Così ieri, come unica forma di protezione per la nuova tornata di interrogatorio, Silvia ha chiesto un paravento nero. Da lì dietro ha risposto alle domande. Ma quando è stato il momento di proiettare il video, ha chiesto di lasciare l'aula. I legali degli imputati non si sono opposti, «è stata una scelta di rispetto». Ma intanto il video è stato proiettato, nonostante i giudici spiegassero di averlo già visto, e nonostante le immagini, che durano pochi secondi, non sciolgano in nessun modo il tema chiave del processo: se Silvia era consenziente o se era in balia degli eventi, talmente ubriaca da non sapere opporsi allo stupro di gruppo.

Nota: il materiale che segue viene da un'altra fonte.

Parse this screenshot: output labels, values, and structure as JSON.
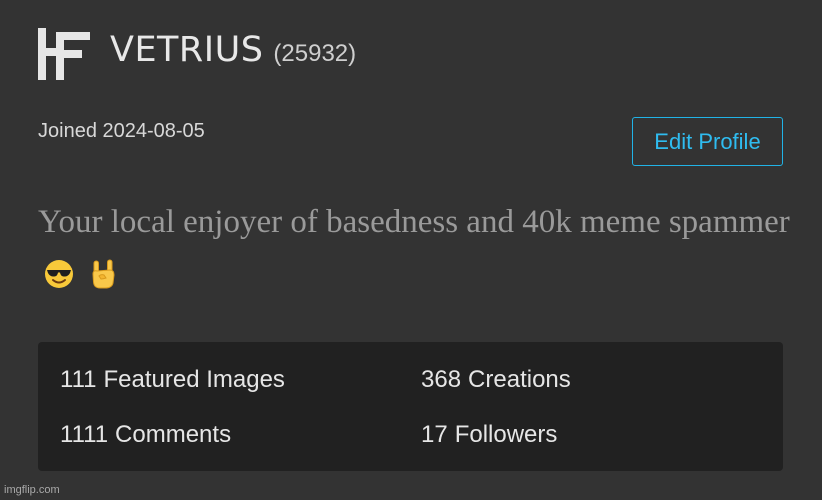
{
  "profile": {
    "username": "VETRIUS",
    "points": "(25932)",
    "joined": "Joined 2024-08-05",
    "bio_text": "Your local enjoyer of basedness and 40k meme spammer",
    "bio_emojis": [
      "smiling-face-with-sunglasses-icon",
      "sign-of-the-horns-icon"
    ]
  },
  "actions": {
    "edit_profile": "Edit Profile"
  },
  "stats": {
    "featured_images": {
      "count": "111",
      "label": "Featured Images"
    },
    "creations": {
      "count": "368",
      "label": "Creations"
    },
    "comments": {
      "count": "1111",
      "label": "Comments"
    },
    "followers": {
      "count": "17",
      "label": "Followers"
    }
  },
  "watermark": "imgflip.com",
  "colors": {
    "background": "#333333",
    "stats_panel": "#212121",
    "accent": "#2fbcf0",
    "bio_text": "#9a9a9a"
  }
}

«Non era molto provata»: uno dei difensori dei giovani-bene la descrive così al termine dell'udienza. Ma in mano ai giudici ci sono da ieri due perizie mediche, consegnate dall'avvocato di Silvia, Giulia Bongiorno (nella foto). Uno psichiatra e uno psicologo hanno visitato Silvia dopo i primi interrogatori cui è stata sottoposta, e hanno trovato le sue condizioni mentali nettamente deteriorate. Per avere la certezza che il peggioramento sia una conseguenza del trattamento subìto in aula basta leggere le trascrizioni delle udienze precedenti, in cui Silvia viene costretta a spiegare dettagli tanto intimi quanto irrilevanti; e a riferire particolari dolorosi della sua vita successiva («Non dormivo per settimane, sono un metro e ottanta e sono arrivata a pesare 53 chili. Avevo molti istinti suicidi e autolesionisti. Mi capitava di bere alcol e poi cercare di andare, non so, quasi di ammazzarmi, oppure mi sono fatta delle ferite sul braccio»). Per questo ieri la Bongiorno ha chiesto e ottenuto che la ragazza venisse interrogata «in forma protetta», dietro il paravento. La stessa richiesta verrà avanzata oggi, quando Silvia dovrà tornare in aula per un nuovo round. Non l'ultimo, probabilmente.

Nelle prossime udienze, una volta concluso l'interrogatorio della vittima, toccherà agli imputati, che sia la Procura che le difese hanno chiesto di sentire, ma che potrebbero avvalersi in ogni caso della facoltà di non rispondere.

A quel punto il quadro della vicenda dovrebbe essere sufficientemente completo, ma tra un rinvio e l'altro il tribunale ha già fatto sapere che difficilmente la sentenza potrà essere emessa prima dell'estate: non la prossima, ma quella del 2025.